The technical directive specifically lists four designs it says are not permitted.
The first two are wing elements that move vertically, longitudinally or laterally relative to whatever bodywork they are attached to and wing elements that rotate relative to the bodywork they are fixed to.
The next is designs using elastomeric fillets (ie that distort under load then return to their originally shape once unloaded) in compliant sections of wing profile or thin flexible laminate at junctions that can deflect to aero advantage.
Also not permitted are designs using soft trailing edges to prevent cracking as a result of the deflection.
The technical directive also mentions cases that are permitted that relate to details of the floor, plank, slot gaps and pin-jointed structures (ie those permitting relative rotation on one axis).
HOW WILL COMPLIANCE BE TESTED?
The latest draft of TD018 requires teams to submit design details to the FIA by the close of business on September 8 for compliance checks.
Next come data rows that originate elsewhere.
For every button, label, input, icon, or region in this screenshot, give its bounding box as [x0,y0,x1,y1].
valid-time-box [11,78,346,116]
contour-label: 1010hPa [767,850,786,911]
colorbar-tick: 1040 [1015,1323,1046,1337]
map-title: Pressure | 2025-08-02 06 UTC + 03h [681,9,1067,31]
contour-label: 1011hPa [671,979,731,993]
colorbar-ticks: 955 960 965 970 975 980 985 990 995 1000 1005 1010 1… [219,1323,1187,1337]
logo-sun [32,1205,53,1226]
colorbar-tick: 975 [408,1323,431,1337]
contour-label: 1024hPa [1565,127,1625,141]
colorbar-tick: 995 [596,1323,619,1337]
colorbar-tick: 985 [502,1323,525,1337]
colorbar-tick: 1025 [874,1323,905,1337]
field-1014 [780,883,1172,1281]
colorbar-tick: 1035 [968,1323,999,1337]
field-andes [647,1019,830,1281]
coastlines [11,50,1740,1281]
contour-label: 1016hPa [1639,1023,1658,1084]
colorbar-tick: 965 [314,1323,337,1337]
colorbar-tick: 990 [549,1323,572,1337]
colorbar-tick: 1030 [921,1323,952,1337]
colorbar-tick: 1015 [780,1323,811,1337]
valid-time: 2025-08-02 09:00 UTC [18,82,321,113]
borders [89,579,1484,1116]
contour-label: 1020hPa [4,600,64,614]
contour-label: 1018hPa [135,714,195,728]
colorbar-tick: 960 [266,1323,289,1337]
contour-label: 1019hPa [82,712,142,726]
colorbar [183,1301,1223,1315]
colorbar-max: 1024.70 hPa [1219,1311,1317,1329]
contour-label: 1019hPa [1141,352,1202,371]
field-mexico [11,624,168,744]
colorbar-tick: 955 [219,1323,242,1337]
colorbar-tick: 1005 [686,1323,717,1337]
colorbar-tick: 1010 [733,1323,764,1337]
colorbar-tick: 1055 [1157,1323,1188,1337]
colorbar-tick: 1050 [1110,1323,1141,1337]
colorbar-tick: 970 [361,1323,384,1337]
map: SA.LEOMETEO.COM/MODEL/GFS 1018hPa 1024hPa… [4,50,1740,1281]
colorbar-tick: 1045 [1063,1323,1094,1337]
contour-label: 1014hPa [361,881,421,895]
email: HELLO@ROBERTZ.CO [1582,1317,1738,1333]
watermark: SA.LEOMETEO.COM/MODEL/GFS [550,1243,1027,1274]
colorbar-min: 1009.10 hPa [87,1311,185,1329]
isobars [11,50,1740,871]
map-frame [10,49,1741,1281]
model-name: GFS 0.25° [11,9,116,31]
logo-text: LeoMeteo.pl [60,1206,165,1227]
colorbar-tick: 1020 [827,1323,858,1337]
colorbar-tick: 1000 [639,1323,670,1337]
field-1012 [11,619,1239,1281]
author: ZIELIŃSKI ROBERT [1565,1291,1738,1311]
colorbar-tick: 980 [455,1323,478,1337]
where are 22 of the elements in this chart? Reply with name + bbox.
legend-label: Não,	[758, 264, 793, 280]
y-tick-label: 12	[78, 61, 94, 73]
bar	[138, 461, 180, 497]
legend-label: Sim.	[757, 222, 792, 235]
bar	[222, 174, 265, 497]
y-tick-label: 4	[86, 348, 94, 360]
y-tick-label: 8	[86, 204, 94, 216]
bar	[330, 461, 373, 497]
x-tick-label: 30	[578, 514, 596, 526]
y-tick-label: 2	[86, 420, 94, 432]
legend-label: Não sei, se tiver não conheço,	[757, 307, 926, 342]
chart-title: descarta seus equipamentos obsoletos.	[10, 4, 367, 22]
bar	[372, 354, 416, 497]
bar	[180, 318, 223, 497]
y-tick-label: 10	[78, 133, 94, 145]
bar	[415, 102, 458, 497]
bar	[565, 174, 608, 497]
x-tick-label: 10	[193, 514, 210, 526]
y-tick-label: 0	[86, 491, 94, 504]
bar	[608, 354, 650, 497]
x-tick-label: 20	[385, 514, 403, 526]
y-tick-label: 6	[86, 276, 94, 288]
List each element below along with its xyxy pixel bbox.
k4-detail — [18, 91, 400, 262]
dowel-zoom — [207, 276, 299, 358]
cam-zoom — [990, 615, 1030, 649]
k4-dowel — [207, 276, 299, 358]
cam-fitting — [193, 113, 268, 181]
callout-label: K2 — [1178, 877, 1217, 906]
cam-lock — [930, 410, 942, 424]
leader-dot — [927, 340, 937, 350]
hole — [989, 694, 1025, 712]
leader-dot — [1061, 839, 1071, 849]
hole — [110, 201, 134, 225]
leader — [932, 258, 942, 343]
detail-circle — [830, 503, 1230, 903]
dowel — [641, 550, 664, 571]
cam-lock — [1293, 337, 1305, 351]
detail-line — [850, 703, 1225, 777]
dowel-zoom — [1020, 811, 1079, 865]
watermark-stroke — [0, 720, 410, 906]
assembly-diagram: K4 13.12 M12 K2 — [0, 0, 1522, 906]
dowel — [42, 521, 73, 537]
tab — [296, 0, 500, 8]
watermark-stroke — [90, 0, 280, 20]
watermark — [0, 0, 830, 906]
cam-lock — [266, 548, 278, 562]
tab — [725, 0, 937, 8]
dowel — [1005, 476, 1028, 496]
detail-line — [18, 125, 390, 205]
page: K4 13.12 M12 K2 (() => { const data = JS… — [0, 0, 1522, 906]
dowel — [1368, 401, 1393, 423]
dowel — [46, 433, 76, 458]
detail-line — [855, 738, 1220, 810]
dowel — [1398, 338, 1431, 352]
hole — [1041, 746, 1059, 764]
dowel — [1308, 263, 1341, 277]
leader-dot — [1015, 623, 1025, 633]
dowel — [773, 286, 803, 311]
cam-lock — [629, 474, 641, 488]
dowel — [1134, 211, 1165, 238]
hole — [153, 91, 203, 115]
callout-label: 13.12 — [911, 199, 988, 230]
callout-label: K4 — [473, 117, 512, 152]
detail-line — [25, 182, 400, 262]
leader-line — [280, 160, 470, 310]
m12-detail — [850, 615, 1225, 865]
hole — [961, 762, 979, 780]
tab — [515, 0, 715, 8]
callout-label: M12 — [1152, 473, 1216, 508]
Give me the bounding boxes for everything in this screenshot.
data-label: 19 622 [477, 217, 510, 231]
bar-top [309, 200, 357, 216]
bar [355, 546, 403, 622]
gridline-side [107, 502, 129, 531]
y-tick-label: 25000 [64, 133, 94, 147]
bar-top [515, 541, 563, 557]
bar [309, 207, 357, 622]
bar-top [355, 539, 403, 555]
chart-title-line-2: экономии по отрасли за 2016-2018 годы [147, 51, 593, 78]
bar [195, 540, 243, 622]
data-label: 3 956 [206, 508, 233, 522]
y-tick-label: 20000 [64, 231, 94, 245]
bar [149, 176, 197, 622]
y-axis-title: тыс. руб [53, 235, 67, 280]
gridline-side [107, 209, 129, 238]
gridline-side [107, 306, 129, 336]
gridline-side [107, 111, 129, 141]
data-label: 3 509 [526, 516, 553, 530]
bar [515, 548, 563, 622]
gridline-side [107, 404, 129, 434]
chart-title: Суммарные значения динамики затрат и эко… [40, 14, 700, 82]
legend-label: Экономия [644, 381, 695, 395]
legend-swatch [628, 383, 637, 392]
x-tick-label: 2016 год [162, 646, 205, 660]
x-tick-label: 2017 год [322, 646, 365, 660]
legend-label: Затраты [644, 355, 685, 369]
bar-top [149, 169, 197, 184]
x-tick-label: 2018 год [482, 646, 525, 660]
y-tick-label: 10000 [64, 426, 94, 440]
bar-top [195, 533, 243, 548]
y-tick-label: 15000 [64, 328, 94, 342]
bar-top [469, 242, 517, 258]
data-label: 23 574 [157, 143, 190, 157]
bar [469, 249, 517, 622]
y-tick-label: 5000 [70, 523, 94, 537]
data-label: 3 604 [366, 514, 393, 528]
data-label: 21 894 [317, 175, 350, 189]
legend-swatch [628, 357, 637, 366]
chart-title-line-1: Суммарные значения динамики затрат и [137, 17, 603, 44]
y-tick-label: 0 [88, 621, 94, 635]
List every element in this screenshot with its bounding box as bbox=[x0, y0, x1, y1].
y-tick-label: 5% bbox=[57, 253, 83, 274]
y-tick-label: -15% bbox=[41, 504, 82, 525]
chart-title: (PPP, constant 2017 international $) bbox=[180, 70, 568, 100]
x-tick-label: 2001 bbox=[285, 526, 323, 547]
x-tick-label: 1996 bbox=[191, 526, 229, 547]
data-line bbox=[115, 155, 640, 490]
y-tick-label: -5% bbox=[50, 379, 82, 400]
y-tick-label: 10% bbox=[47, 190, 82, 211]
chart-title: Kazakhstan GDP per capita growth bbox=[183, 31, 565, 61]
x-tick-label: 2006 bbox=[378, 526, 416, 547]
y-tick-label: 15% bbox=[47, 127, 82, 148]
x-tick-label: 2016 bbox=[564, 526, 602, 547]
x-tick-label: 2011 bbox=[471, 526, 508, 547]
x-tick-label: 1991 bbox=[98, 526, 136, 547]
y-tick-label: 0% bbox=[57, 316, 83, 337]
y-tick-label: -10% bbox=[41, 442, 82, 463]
This will allow he FIA to ensure the designs comply with the technical directive and give feedback to teams if required.
Assembly drawings or images and cross sections are required that show the fixation of the front wing elements to the nose, the fixation of the rear wing elements to the rear wing endplates, rear impact structure and pylon(s) and the fixation of the rear wing pylon(s) to the rear impact structure.
The usual checks will be conducted during the Singapore GP weekend using the static load tests. The FIA has already incorporated checks for relative movement into these, partly through loading and unloading components more rapidly than before.
However, there are other methods used beyond the load tests. These include inspections both of physical parts and design documentation and video footage.
“Some of this is us physically touching and moving some components,” says Goss. “You find a fairing that’s a bit soft, and wonder what’s underneath it.
“Then you start engaging with the teams to find out what the structure underneath looks like and why the fairing might have been designed to be less rigid than it needs to be.
“Then the other method is video evidence. We have the dots on the wings and you can use the dots on the wings to measure the amount of motion of the different wing elements. You can also use other references on the wings.
“So we do a lot of the standard measurements and a lot of more ad hoc exploratory measurements. Sometimes, it’s not just a case of looking at a video in standard replay and you have to start chopping images and overlaying them and switching between them to see how things might move relative to each other.”
WILL IT CHANGE THE COMPETITIVE ORDER?
The introduction of the technical directive is not expected to reshuffle the pack dramatically, but it does have the potential to impact the relative competitiveness of cars.
The 2023 grid is relatively condensed in terms of performance, with on average less than 2% difference in qualifying laptime performance across the season. This means that small performance swings can mean teams move around in the order. However, it’s impossible to predict what impact, if any, there will be.
But this isn’t an attempt to impact the competitiveness of teams, it’s part of the incessant process of policing the regulations in an enormously complicated sporting endeavour. There will always be those who demand black-and-white rules and zero tolerance, but as some degree of bodywork flexibility is unavoidable it would be futile to demand absolute compliance with the demand for rigidity.
Aspects of this technical directive should and likely will be integrated into the technical regulations in future and there will doubtless be more such interventions in the future as teams hit on new ideas and apply new technology to their designs.
This process is a never-ending one, that’s the nature of the beast in F1. This latest technical directive is simply the latest step that will ensure everyone is on the same page and ensure the FIA curbs the design creep in flexible bodywork.